Un fossé rempli d’eau séparait la plaine herbeuse d’une terre noire vide de toute vie. Il soufflait ici un vent chaud et sec très désagréable. Sur ces terres sombres, des elfes noirs et des animaux mi-chien mi-cochon travaillaient, creusant le sol suivant un tracé imprévisible. Deux elfes des bois supervisaient le tout, guidant les ouvriers, répondant aux questions, reprenant les erreurs.

- Je savais qu’elles existaient, dit Camille. Nos légendes en parlent toutes. Je ne m’imaginais pas… Je ne sais pas. Pas ça, en tout cas. Que ressent-on quand on est dessus ?

- De la douleur, comme si notre vie nous était lentement mais sûrement arrachée. Il ne faut jamais s’endormir sur les terres sombres. On ne se réveille pas. Les ouvriers s’entraident.

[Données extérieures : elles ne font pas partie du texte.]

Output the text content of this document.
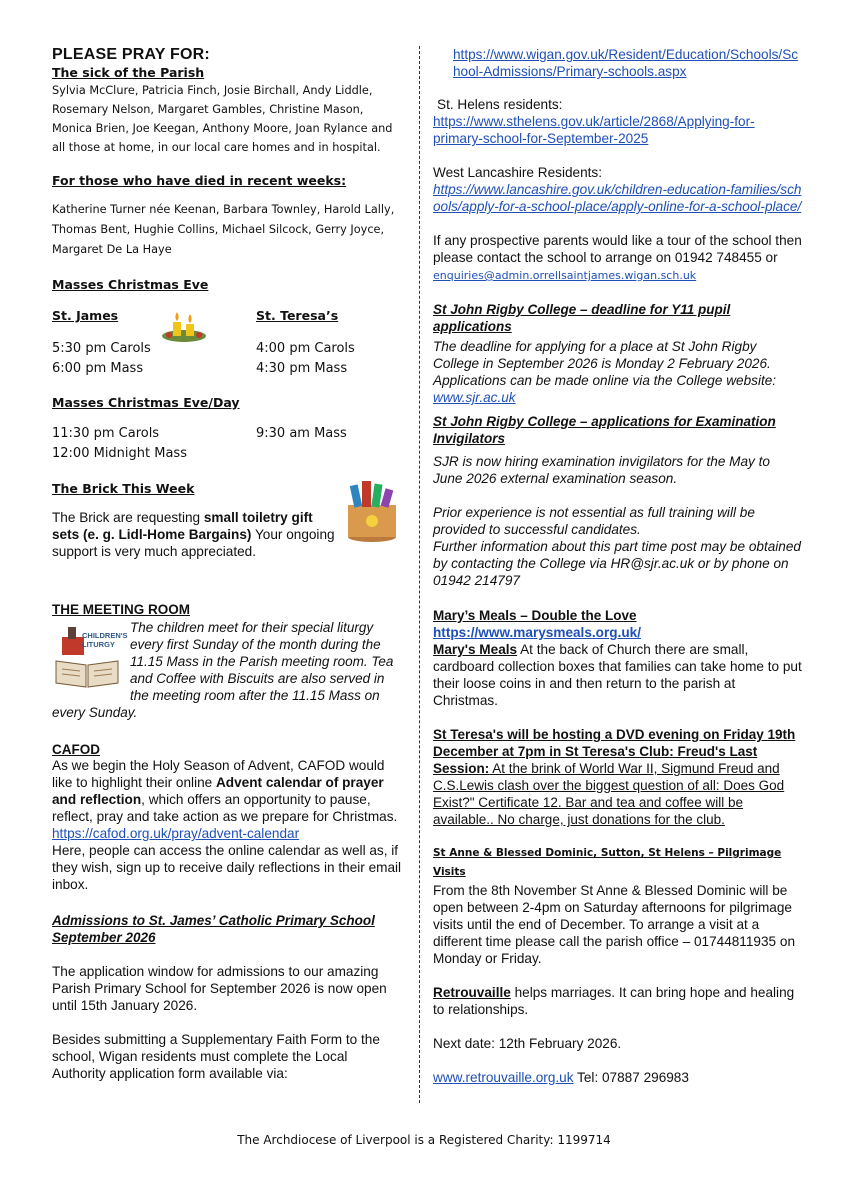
PLEASE PRAY FOR:

The sick of the Parish

Sylvia McClure, Patricia Finch, Josie Birchall, Andy Liddle, Rosemary Nelson, Margaret Gambles, Christine Mason, Monica Brien, Joe Keegan, Anthony Moore, Joan Rylance and all those at home, in our local care homes and in hospital.

For those who have died in recent weeks:

Katherine Turner née Keenan, Barbara Townley, Harold Lally, Thomas Bent, Hughie Collins, Michael Silcock, Gerry Joyce, Margaret De La Haye

Masses Christmas Eve

St. James

5:30 pm Carols

6:00 pm Mass

St. Teresa’s

4:00 pm Carols

4:30 pm Mass

Masses Christmas Eve/Day

11:30 pm Carols

12:00 Midnight Mass

9:30 am Mass

The Brick This Week

The Brick are requesting small toiletry gift sets (e. g. Lidl-Home Bargains) Your ongoing support is very much appreciated.

THE MEETING ROOM

CHILDREN'S
LITURGY

The children meet for their special liturgy every first Sunday of the month during the 11.15 Mass in the Parish meeting room. Tea and Coffee with Biscuits are also served in the meeting room after the 11.15 Mass on every Sunday.

CAFOD

As we begin the Holy Season of Advent, CAFOD would like to highlight their online Advent calendar of prayer and reflection, which offers an opportunity to pause, reflect, pray and take action as we prepare for Christmas.

https://cafod.org.uk/pray/advent-calendar

Here, people can access the online calendar as well as, if they wish, sign up to receive daily reflections in their email inbox.

Admissions to St. James’ Catholic Primary School September 2026

The application window for admissions to our amazing Parish Primary School for September 2026 is now open until 15th January 2026.

Besides submitting a Supplementary Faith Form to the school, Wigan residents must complete the Local Authority application form available via:

https://www.wigan.gov.uk/Resident/Education/Schools/School-Admissions/Primary-schools.aspx

St. Helens residents:

https://www.sthelens.gov.uk/article/2868/Applying-for-primary-school-for-September-2025

West Lancashire Residents:

https://www.lancashire.gov.uk/children-education-families/schools/apply-for-a-school-place/apply-online-for-a-school-place/

If any prospective parents would like a tour of the school then please contact the school to arrange on 01942 748455 or enquiries@admin.orrellsaintjames.wigan.sch.uk

St John Rigby College – deadline for Y11 pupil applications

The deadline for applying for a place at St John Rigby College in September 2026 is Monday 2 February 2026. Applications can be made online via the College website: www.sjr.ac.uk

St John Rigby College – applications for Examination Invigilators

SJR is now hiring examination invigilators for the May to June 2026 external examination season.

Prior experience is not essential as full training will be provided to successful candidates.

Further information about this part time post may be obtained by contacting the College via HR@sjr.ac.uk or by phone on 01942 214797

Mary’s Meals – Double the Love

https://www.marysmeals.org.uk/

Mary's Meals At the back of Church there are small, cardboard collection boxes that families can take home to put their loose coins in and then return to the parish at Christmas.

St Teresa's will be hosting a DVD evening on Friday 19th December at 7pm in St Teresa's Club: Freud's Last Session: At the brink of World War II, Sigmund Freud and C.S.Lewis clash over the biggest question of all: Does God Exist?" Certificate 12. Bar and tea and coffee will be available.. No charge, just donations for the club.

St Anne & Blessed Dominic, Sutton, St Helens – Pilgrimage Visits

From the 8th November St Anne & Blessed Dominic will be open between 2-4pm on Saturday afternoons for pilgrimage visits until the end of December. To arrange a visit at a different time please call the parish office – 01744811935 on Monday or Friday.

Retrouvaille helps marriages. It can bring hope and healing to relationships.

Next date: 12th February 2026.

www.retrouvaille.org.uk Tel: 07887 296983

The Archdiocese of Liverpool is a Registered Charity: 1199714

Si l’un d’eux se sent trop faible, il est immédiatement ramené à Adesis et remplacé.

- Depuis combien de temps creusent-ils ? demanda Camille.

- Trois générations environ.

- Je ne comprends pas ta réponse.

- La première fois que les terres sombres ont été repoussées par les elfes sous l’impulsion d’Elian, ton grand-père venait de naître.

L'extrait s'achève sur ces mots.